November 01, 2011

Showdown Looming Behind Pentagon's Suicide Battle

America is losing the battle against servicemember and veteran suicides, a new report warned Monday, which could set up a political showdown between two perhaps unlikely opponents: troop advocates and the national gun-rights lobby.

The report, issued by the Center for a New American Security, recommends that Congress repeal a provision in this year's National Defense Authorization Act that would bar military commanders from talking with troops about troops' personally owned firearms -- a factor in nearly half of Soldier suicides last year. Report authors Margaret Harrell and Nancy Berglass put it this way:

"Congress should rescind the NDAA 2011 restriction on discussing personally owned weapons so that unit leaders can suggest to service members exhibiting high-risk behavior, acting erratically or struggling with depression that they use gunlocks or store their guns temporarily at the unit armory," they wrote. "Given this change in law, unit leaders should engage both at-risk service members and their family members, and encourage them to obtain gunlocks or to store privately owned weapons out of the household."

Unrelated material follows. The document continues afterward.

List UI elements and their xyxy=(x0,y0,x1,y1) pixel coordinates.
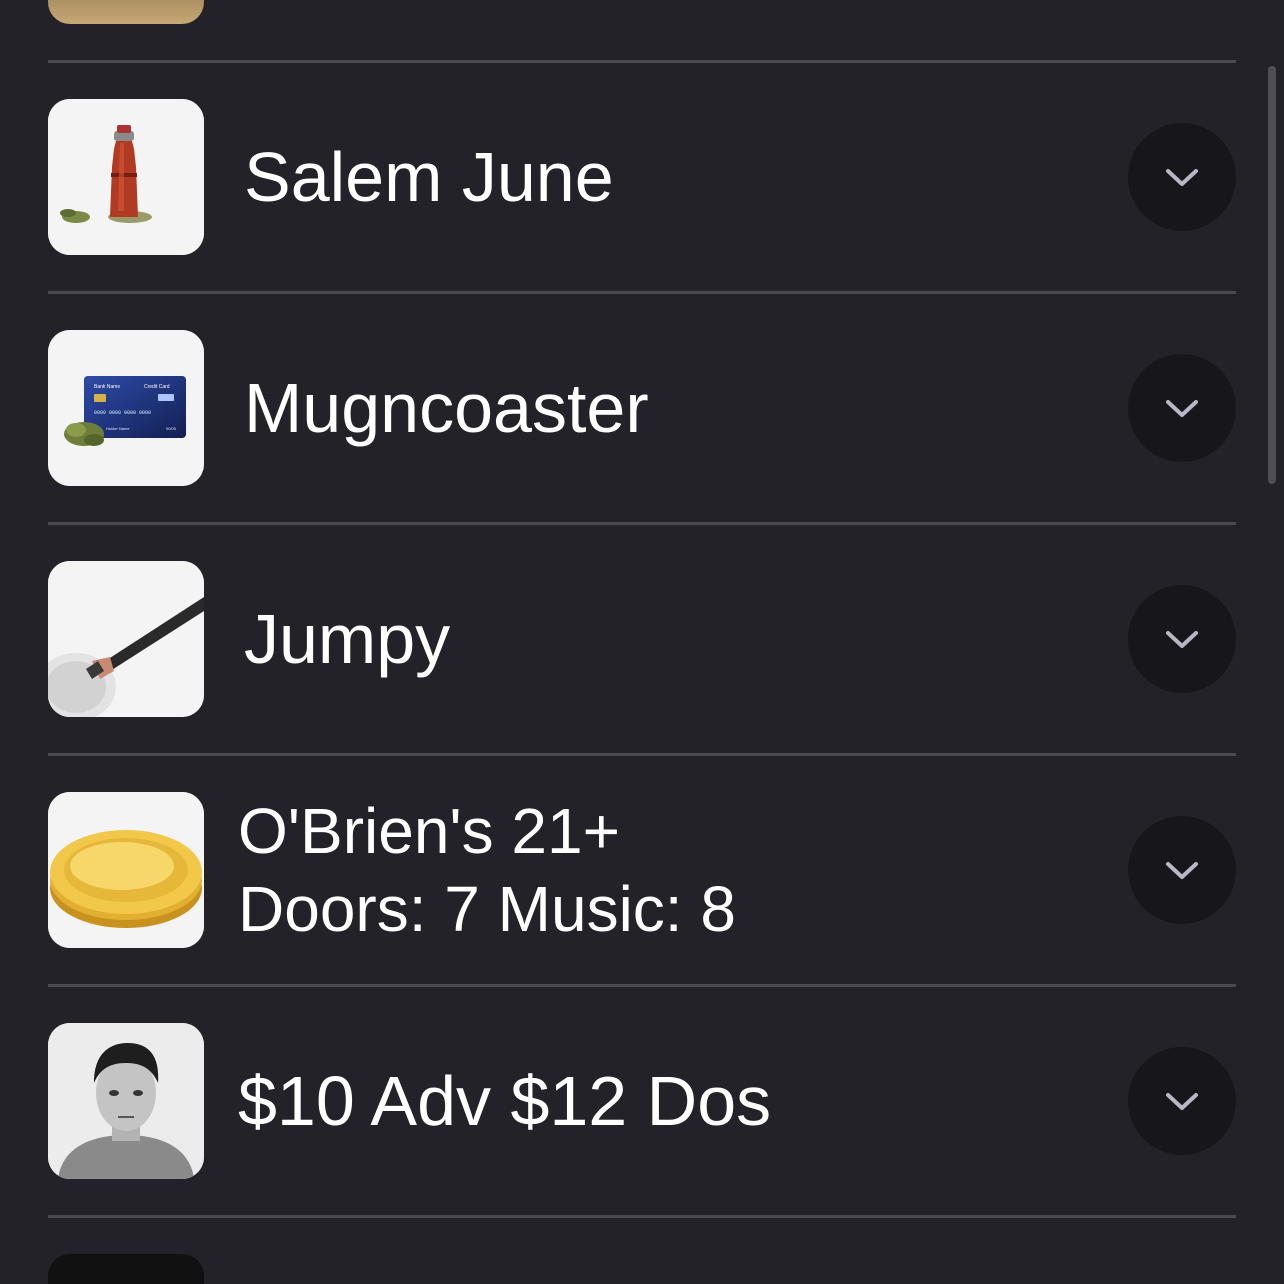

The National Rifle Association pushed for the ban on personal gun restrictions earlier this year after learning these kinds of rules were being put in place locally at posts around the U.S. Chris Cox, director of the NRA's lobbying arm, said in a message to members earlier this year that it was "preposterous" that commanders at Fort Riley, Kan., wanted troops to register privately owned weapons kept on and off base.

Cox also denounced a proposed militarywide plan that would require "troops to register all privately owned firearms kept off base, and would have authorized commanders to require troops living off base to keep privately owned firearms and ammunition locked in separate containers," he wrote.

So, Cox wrote, the NRA and Oklahoma Republican Sen. Jim Inhofe collaborated on language in the defense bill that prohibits the secretary of defense "from issuing any requirement, or collecting or recording any information relating to the otherwise lawful acquisition, possession, ownership, carrying, or other use of a privately owned firearm, privately owned ammunition, or another privately owned weapon by a member of the Armed Forces or civilian employee of the Department of Defense on property not owned or operated by the DOD. It also requires, within 90 days, the destruction of any existing registration information prohibited by the Act."

According to data quoted in the CNAS report, 48 percent of military suicides in 2010 took place with personally owned weapons. "Multiple studies indicate that preventing easy access to lethal means, such as firearms, is an effective form of suicide prevention," authors Harrell and Berglass wrote.

The defense bill is not yet law. It was passed in May by the House but awaits final action in the Senate.

Although this year's NRA gun rights provision was little noticed when it was first included, the CNAS recommendations about its repeal could bring new attention to the issue if senators decide to try to act on the defense bill.

Senate majority leader Sen. Harry Reid, a Nevada Democrat, has said generally he'd like to move on the legislation before the end of the year, but it isn't clear when.

In addition to repealing the gun information portion of the bill, Harrell and Berglass wrote that poor communications, data collection, unhelpful policies and the lingering stigma around mental health care all have left the military services and the Department of Veterans Affairs on their heels as they try to prevent more troops from taking their own lives.

Even though there is no single solution, not acting also is not an answer, they said. "From 2005 to 2010, service members took their own lives at a rate of approximately one every 36 hours," they wrote.

"While suicides in the Air Force, Navy and Coast Guard have been relatively stable and lower than those of the ground forces, U.S. Army suicides have climbed steadily since 2004. The Army reported a record-high number of suicides in July 2011 with the deaths of 33 active and reserve component service members reported as suicides. Suicides in the Marine Corps increased steadily from 2006 to 2009, dipping slightly in 2010. It is impossible, given the paucity of current data, to determine the suicide rate among veterans with any accuracy. However, the VA estimates that a veteran dies by suicide every 80 minutes."